Les Eglises et le clergé d'Allemagne, écrit le cardinal Pacca dans ses Mémoires, étaient, à la fin du XVIIIe siècle[20], au comble des grandeurs humaines. Les plus belles et les plus fertiles contrées de l'Allemagne appartenaient au clergé, qui y possédait un droit de souveraineté temporelle. Dans le collège électoral, sur huit membres électeurs, trois étaient ecclésiastiques ; c'étaient les archevêques de Mayence, de Trèves et de Cologne. — Si l'on veut bien songer que l'opulence de ces prélats était mécontente des tributs prélevés par le Saint-Siège[21] ; que leur coquetterie à l'égard des lumières se faisait volontiers frondeuse à l'endroit de cette puissance romaine, exaltée par le fanatisme du moyen âge, et que leur esprit d'absolutisme, enfin, trouvait un plaisir d'orgueil à dresser leurs crosses devant la tiare, on ne saurait être surpris de leur complaisance à l'égard du nouveau mouvement. Intérêt pécuniaire, prurit de flatter l'opinion, susceptibilités hiérarchiques, tout conspirait à les raidir contre Rome[22]. — Un grand nombre d'évêques, dit Hergenröther[23], rêvaient d'établir une Eglise nationale germanique.

Le congrès d'Ems se tint au mois d'août 1786. Il déniait au pape le droit d'envoyer des nonces investis d'une juridiction.

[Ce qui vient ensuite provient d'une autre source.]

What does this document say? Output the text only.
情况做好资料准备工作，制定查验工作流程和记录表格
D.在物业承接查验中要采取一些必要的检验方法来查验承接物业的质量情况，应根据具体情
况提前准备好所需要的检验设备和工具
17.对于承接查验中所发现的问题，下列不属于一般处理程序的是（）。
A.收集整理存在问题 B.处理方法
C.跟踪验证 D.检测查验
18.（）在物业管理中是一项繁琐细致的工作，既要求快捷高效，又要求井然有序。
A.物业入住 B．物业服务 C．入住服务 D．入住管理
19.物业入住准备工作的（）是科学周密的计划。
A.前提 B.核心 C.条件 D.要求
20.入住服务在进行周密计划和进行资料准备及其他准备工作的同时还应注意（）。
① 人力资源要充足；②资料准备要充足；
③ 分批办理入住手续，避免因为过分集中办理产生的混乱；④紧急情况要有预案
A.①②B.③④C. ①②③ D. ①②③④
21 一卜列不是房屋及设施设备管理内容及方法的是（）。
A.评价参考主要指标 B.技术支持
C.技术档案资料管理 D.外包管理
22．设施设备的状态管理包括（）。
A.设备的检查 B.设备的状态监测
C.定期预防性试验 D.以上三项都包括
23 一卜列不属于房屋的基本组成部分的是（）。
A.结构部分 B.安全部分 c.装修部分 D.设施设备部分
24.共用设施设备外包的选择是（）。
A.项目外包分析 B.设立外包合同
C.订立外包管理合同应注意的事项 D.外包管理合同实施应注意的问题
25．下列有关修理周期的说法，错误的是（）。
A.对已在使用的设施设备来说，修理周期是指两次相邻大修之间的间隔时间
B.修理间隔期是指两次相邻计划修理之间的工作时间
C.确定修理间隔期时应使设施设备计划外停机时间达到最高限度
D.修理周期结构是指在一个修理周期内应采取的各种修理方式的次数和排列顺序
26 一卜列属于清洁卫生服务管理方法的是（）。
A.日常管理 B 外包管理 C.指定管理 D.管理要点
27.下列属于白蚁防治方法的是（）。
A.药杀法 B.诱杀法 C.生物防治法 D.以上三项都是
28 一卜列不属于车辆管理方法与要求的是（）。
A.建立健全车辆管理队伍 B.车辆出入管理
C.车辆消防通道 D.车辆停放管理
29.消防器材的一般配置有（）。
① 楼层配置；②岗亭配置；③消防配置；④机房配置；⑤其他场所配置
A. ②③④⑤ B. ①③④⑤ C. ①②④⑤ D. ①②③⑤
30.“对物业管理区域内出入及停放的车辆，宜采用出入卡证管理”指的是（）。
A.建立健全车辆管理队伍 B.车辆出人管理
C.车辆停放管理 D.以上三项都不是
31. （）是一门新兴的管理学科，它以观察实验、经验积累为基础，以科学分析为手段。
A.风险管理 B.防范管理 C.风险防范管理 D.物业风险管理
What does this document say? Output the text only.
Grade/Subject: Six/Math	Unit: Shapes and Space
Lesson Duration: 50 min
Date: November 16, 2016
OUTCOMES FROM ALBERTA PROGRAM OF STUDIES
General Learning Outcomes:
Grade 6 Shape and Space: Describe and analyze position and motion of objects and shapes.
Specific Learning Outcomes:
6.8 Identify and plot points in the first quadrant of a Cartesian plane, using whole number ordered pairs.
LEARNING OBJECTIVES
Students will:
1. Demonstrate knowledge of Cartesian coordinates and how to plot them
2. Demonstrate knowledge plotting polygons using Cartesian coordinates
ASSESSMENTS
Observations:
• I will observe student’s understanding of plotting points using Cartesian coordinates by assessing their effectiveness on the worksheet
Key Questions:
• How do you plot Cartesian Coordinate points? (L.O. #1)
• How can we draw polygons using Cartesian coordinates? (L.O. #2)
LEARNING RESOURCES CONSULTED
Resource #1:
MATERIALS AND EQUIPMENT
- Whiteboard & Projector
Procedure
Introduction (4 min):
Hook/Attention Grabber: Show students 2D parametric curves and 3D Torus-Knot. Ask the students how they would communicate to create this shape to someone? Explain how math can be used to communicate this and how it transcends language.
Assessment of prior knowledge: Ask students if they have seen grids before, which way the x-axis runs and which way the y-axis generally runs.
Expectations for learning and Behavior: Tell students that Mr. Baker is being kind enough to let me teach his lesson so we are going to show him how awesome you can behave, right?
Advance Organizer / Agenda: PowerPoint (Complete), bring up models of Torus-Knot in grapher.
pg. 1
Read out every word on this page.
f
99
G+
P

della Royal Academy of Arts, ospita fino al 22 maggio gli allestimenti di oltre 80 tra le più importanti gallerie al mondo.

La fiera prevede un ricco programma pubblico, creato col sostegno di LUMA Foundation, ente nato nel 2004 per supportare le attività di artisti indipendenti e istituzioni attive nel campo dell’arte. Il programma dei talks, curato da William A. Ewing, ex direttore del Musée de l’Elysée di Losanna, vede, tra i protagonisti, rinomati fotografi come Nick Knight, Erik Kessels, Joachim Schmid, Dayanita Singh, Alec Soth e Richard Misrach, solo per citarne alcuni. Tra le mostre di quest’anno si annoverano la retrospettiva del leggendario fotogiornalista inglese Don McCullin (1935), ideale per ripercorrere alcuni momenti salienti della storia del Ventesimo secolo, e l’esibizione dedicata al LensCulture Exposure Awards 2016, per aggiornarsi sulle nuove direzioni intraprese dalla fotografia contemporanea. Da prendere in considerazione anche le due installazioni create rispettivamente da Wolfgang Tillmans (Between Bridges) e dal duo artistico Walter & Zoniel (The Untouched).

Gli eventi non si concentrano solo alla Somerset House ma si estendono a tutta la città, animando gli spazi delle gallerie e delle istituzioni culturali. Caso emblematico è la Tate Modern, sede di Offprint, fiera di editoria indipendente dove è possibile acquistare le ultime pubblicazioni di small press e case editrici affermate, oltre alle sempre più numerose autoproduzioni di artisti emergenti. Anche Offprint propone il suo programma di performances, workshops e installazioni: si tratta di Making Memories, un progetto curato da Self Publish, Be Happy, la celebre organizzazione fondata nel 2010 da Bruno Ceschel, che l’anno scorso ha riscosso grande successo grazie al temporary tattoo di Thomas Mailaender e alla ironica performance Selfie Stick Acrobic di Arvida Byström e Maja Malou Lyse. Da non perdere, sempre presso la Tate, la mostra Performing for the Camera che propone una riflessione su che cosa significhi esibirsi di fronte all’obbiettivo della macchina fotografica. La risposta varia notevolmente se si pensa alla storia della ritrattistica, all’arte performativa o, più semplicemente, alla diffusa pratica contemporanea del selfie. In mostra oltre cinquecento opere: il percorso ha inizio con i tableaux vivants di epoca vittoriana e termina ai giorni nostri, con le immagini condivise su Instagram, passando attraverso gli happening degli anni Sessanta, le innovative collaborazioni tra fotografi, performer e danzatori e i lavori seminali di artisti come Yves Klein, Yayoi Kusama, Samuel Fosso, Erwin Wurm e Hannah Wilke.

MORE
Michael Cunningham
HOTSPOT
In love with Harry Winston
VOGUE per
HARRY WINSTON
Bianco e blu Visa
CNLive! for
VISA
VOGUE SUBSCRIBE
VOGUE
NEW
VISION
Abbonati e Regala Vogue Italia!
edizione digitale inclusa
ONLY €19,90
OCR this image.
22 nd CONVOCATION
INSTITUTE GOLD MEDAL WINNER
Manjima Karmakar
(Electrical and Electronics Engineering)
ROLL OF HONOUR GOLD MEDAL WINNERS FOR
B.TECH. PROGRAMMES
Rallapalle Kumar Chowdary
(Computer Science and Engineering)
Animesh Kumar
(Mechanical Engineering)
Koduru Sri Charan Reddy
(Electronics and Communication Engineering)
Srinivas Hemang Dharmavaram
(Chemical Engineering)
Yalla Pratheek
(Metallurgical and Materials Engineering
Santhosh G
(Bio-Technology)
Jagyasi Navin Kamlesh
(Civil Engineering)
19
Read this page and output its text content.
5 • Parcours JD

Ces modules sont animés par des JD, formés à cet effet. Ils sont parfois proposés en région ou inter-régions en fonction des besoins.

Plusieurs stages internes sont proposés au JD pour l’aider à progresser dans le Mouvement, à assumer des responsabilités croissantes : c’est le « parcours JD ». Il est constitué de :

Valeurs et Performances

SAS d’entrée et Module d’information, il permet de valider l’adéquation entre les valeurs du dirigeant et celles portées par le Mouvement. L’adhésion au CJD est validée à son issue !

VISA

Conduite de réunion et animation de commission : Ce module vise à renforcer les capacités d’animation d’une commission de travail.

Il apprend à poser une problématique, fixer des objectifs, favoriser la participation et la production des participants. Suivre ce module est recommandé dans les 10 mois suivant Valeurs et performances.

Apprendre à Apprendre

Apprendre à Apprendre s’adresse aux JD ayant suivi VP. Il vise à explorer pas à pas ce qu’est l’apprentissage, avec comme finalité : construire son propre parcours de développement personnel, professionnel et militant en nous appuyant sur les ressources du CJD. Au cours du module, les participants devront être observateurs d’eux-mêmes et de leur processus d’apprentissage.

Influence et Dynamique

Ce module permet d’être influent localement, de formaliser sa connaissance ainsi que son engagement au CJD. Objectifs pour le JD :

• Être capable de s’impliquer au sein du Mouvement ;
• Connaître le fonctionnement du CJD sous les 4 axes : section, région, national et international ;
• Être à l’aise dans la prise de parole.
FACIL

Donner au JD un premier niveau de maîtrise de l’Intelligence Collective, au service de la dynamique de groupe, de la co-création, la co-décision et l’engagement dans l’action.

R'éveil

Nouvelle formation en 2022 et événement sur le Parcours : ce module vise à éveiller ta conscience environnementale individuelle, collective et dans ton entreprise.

On ne reconnaissait au Souverain Pontife qu'un droit de primauté et d'inspection générale ; mais en revanche on attribuait à tous les évêques le droit le plus absolu de lier et de délier, sans aucun recours de la juridiction épiscopale à la juridiction du Saint-Siège ; et toute bulle, tout bref pontifical devait être reçu et accepté par les évêques, sous peine de nullité. Les déclarations d'Ems marquent la dernière insurrection du nationalisme ecclésiastique contre le catholicisme romain. Elles furent vivement appuyées et encouragées par l'empereur Joseph II. Mais plusieurs membres de l'épiscopat, notamment ceux de Frisingue et de Spire, froissés du bon marché qu'on avait fait à Ems du droit des simples évêques, firent entendre d'énergiques protestations. Le nonce de Munich, Zoglio, et le nonce de Cologne, Pacca, les appuyèrent au nom de Rome. Le peuple se joignit à eux au nom de ses traditions. Hommes d'Etat joséphistes et prélats fébroniens eurent ainsi contre eux les ancêtres de ce peuple catholique, qui, plus d'une fois, au cours du XIXe siècle, devait contraindre le haut clergé d'Allemagne à tenir compte des indications de Rome[24]. Par une lettre datée du 14 novembre 1789, chef-d'œuvre de fermeté calme et mesurée, le pape Pie 'VI condamna la doctrine des quatre évêques. La controverse devait s'éteindre dans le bruit de la Révolution française.

 

Mais un autre foyer de révolte contre Rome s'était allumé en Italie, où le frère de l'empereur Joseph II, le grand-duc Léopold de Toscane, soutenait des principes analogues. Joseph II s'inspirait surtout des philosophes ; Léopold Jr écoutait plus volontiers les jansénistes ; mais sur la question des rapports de l'Eglise et de l'Etat, les deux doctrines tombaient facilement d'accord. L'homme dont Léopold aimait à prendre conseil pour le règlement des affaires ecclésiastiques, était Scipion Ricci, évêque ambitieux et remuant, que l'empereur avait fait placer, en 1780, sir le siège de Pistoie. C'était un parent du célèbre Laurent Ricci, général des Jésuites, mort cinq ans plus tôt, prisonnier au château Saint-Ange, à la suite des scènes que nous avons racontées. Esprit entreprenant et tracassier, Scipion Ricci avait embrassé de bonne heure les principes du jansénisme. Fidèle imitateur des appelants de France, il avait pris et proposait aux autres pour modèles : Soanen, qu'il appelait le grand évêque, Quesnel le martyr de la vérité, Mésenguy et Couffin les lumières de l'Eglise. Son but était, disait-il, de combattre contre la Babylone spirituelle, pour la communion des saints et l'indépendance des princes[25]. Il groupa autour de lui quelques prêtres déjà connus par leurs opinions libérales : Tamburini, Zola, Natali, Bottieri, Palmieri ; puis, de concert avec le grand-duc Léopold, il convoqua à Pistoie un synode destiné à porter remède aux abus répandus dans l'Eglise.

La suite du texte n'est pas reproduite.